Random triangles and the curse of dimensionality
Bob Durrant, School of Computer Science
Date and time: Wednesday 2nd March 2011 at 12:00
Location: Room 124, School of Computer Science
Prerequisites: Passing familiarity with basic probability and the ideas of an integral, a limit, and 3D geometry.
Outline: Given three vectors chosen randomly from a standard normal distribution in R^2, what is the probability that the triangle they form is acute or obtuse? It turns out that the probability of an obtuse triangle is exactly 3/4, and this can be shown using either a slightly scary integral or via a simple "proof by pictures" argument.
Now what about if we choose three vectors randomly from a standard normal distribution in some outrageously high dimensional space R^d? Say R^1000 or R^10000? What is the probability that our random triangle is still obtuse? We can no longer draw the picture, so we revert to our scary integral and find that the probability of an obtuse random triangle drops sharply as d increases. In fact in the limit when d -> infinity the probability is zero.

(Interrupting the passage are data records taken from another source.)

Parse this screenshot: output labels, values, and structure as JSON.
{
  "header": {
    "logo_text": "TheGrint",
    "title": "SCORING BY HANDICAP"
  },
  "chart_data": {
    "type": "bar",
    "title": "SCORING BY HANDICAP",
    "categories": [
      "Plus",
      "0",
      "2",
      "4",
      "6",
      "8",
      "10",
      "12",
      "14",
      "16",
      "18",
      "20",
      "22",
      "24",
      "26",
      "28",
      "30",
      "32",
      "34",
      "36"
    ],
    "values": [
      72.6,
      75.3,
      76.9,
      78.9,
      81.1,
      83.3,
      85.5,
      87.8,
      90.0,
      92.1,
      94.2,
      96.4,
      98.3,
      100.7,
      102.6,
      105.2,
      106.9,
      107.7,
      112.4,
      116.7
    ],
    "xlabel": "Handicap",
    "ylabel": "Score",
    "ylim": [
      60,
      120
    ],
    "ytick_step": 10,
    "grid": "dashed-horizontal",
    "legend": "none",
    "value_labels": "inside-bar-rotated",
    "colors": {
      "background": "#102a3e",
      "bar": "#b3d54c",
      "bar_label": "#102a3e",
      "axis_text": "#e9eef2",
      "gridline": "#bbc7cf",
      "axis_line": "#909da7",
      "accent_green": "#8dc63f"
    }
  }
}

Why should this be? It turns out to be the result of a very general phenomenon in high dimensional space that the random vectors are very likely to have nearly the same length and be nearly orthogonal to each other. This means that in the limit our random triangle is equilateral with probability 1.
Finally, these last facts are aspects of the "curse of dimensionality" and have practical implications for a range of popular data-mining techniques, where the typical domain is indeed often something like R^1000.